Republican lawmakers have said they would support a smaller bill that was focused solely on traditional infrastructure items.
But administration officials argue items like clean water, affordable housing and caring for the climate contribute to the overall infrastructure of the nation – and have bipartisan support among voters.
‘These are things, remarkably, that command the support of the majority of the American people, Democrats and Republicans,’ Transportation Secretary Pete Buttigieg told CNN’s ‘State of the Union’ on Sunday.
And when pressed on criticism from GOP lawmakers that the infrastructure bill had outlier items like elder care and child care, Buttigieg shot back: ‘I want to point out that childcare and eldercare command a lot of support among Republican voters, just maybe not at the moment among Republican legislators here in Washington.’

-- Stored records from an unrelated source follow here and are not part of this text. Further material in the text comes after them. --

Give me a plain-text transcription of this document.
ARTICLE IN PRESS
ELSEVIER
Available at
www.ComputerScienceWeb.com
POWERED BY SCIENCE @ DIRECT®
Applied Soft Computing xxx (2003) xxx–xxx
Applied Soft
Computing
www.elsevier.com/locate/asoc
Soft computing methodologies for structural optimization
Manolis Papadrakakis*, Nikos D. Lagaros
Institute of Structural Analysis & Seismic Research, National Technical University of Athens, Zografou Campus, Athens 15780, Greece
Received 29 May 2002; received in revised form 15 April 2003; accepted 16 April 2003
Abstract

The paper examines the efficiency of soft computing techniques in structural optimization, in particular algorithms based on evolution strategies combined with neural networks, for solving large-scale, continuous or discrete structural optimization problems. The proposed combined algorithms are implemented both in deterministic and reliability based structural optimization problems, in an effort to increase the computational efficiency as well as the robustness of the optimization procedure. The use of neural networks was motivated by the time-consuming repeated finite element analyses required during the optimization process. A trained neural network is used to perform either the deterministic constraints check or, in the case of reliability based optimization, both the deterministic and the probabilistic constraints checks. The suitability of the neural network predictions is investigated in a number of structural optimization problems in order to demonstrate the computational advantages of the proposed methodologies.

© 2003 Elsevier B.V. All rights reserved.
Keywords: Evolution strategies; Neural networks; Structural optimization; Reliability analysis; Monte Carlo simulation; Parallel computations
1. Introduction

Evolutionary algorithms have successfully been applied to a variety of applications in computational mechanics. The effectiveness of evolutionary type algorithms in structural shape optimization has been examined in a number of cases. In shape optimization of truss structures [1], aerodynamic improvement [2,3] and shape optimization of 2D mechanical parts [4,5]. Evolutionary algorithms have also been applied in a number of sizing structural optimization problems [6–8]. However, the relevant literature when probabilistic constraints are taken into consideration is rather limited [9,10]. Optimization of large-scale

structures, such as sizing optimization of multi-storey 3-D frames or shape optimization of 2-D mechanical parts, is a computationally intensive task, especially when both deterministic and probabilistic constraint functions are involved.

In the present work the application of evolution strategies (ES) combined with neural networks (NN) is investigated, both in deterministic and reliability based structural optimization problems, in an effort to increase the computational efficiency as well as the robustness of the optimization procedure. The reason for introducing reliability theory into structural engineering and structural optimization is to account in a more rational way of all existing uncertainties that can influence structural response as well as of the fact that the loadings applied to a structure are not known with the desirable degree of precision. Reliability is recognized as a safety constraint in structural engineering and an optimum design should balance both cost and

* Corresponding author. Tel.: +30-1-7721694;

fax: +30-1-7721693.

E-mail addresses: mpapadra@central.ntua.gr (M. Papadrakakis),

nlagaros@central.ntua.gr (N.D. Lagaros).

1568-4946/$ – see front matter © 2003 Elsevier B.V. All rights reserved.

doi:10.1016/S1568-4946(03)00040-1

‘This package in – as a whole and in its pieces, already has bipartisan support, already has most Republicans saying we ought to do it, just not here in Washington,’ he added.
Transportation Secretary Pete Buttigieg argues Biden’s infrastructure proposal has support among Republican voters
In February, President Biden held an Oval Office meeting with Republican governors and mayors to discuss his American Rescue Plan, which passed Congress without a single GOP vote for it
To help pass his $1.9 trillion America Rescue Plan, Biden brought in a bipartisan group of mayors and governors to meet with him in the Oval Office in February to demonstrate the support it had outside the D.C. beltway.
Miami Mayor Francis Suarez, a Republican, came to the White House briefing room afterwards to praise Biden and the bipartisan tone.
‘The president was extremely thoughtful; listened to every single one of the elected officials — both governors and mayors from both parties; listened to our comments and concerns,’ he said.
That plan passed Congress – without a single Republican vote.